A big bang update for TensorFlow Lite for Microcontrollers

It might seem that all the excitement around machine learning right now is around generative AI, and the new generation of large language models (LLMs). But sometimes you should take a step back, and remember what we were all excited about last time. Because it could be time to get excited about it again.

Before LLMs made it big, we were all excited by embedded machine learning — what’s called TinyML — and a Raspberry Pi is probably the most affordable way to get started. The inferencing performance we see with Raspberry Pi 4 was comparable to or better than some of the new accelerator hardware, but your overall hardware cost is that much lower.

But what if you want to go really tiny — microcontroller tiny? We have actually seen some really crazy projects making use of our RP2040 chip, and Raspberry Pi Pico, and the RP2040 port of TensorFlow Lite for Microcontrollers. Unfortunately, in the three years that have passed since that port was done by Pete Warden, who at that point headed up the TensorFlow mobile team at Google, the RP2040 port has been languishing. But a couple of weeks ago, that all changed.

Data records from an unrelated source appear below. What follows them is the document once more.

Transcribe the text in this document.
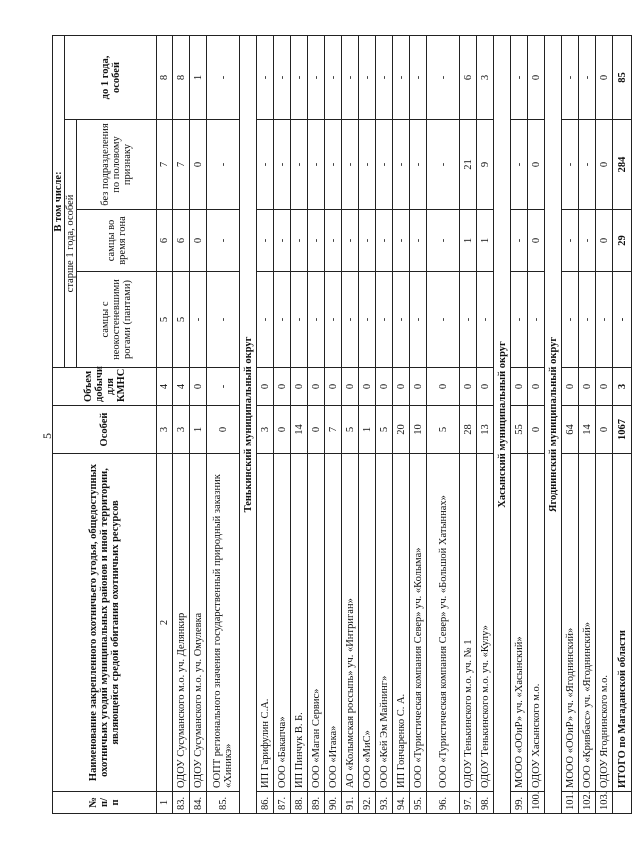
5
№ п/п	Наименование закрепленного охотничьего угодья, общедоступных охотничьих угодий муниципальных районов и иной территории, являющейся средой обитания охотничьих ресурсов	Особей	Объем добычи для КМНС	В том числе:			
				старше 1 года, особей			до 1 года, особей
				самцы с неокостеневшими рогами (пантами)	самцы во время гона	без подразделения по половому признаку	
1	2	3	4	5	6	7	8
83.	ОДОУ Сусуманского м.о. уч. Делянкир	3	4	5	6	7	8
84.	ОДОУ Сусуманского м.о. уч. Омулевка	1	0	-	0	0	1
85.	ООПТ регионального значения государственный природный заказник «Хиникэ»	0	-	-	-	-	-
Тенькинский муниципальный округ							
86.	ИП Гарифулин С.А.	3	0	-	-	-	-
87.	ООО «Бакапча»	0	0	-	-	-	-
88.	ИП Пинчук В. Б.	14	0	-	-	-	-
89.	ООО «Маган Сервис»	0	0	-	-	-	-
90.	ООО «Итака»	7	0	-	-	-	-
91.	АО «Колымская россыпь» уч. «Интриган»	5	0	-	-	-	-
92.	ООО «МиС»	1	0	-	-	-	-
93.	ООО «Кей Эм Майнинг»	5	0	-	-	-	-
94.	ИП Гончаренко С. А.	20	0	-	-	-	-
95.	ООО «Туристическая компания Север» уч. «Колыма»	10	0	-	-	-	-
96.	ООО «Туристическая компания Север» уч. «Большой Хатыннах»	5	0	-	-	-	-
97.	ОДОУ Тенькинского м.о. уч. № 1	28	0	-	1	21	6
98.	ОДОУ Тенькинского м.о. уч. «Кулу»	13	0	-	1	9	3
Хасынский муниципальный округ							
99.	МООО «ООиР» уч. «Хасынский»	55	0	-	-	-	-
100.	ОДОУ Хасынского м.о.	0	0	-	0	0	0
Ягоднинский муниципальный округ							
101.	МООО «ООиР» уч. «Ягоднинский»	64	0	-	-	-	-
102.	ООО «Кривбасс» уч. «Ягоднинский»	14	0	-	-	-	-
103.	ОДОУ Ягоднинского м.о.	0	0	-	0	0	0
	ИТОГО по Магаданской области	1067	3	-	29	284	85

A pull request the size of Wales

Now at Useful Sensors, Pete has been doing some interesting things with RP2040. He has just upstreamed the last three years of changes — after all, as he puts it, “We all love pull requests with 1,129 changed files, right?” — and he’s taking on maintenance of the port on a best-effort basis.

Dual-core support on RP2040

But there’s more: beyond that, Pete has updated the port, speeding up the default CMSIS-NN implementation for Conv2D by splitting it across both cores on the RP2040, and adding dual-core optimisations to depthwise convolutions. For the first time, we have dual-core support for TensorFlow on RP2040! If you’re interested in some of the detail behind the updates, Pete has put together a fascinating write-up of the memory layout issues he ran into while debugging the optimisations.

The upshot? These updates and changes reduce the time for the person detection benchmark code from 824ms to 588ms. That’s a ×1.4 speed increase!

If you’re thinking about doing some tiny machine learning, RP2040 just became your go-to platform.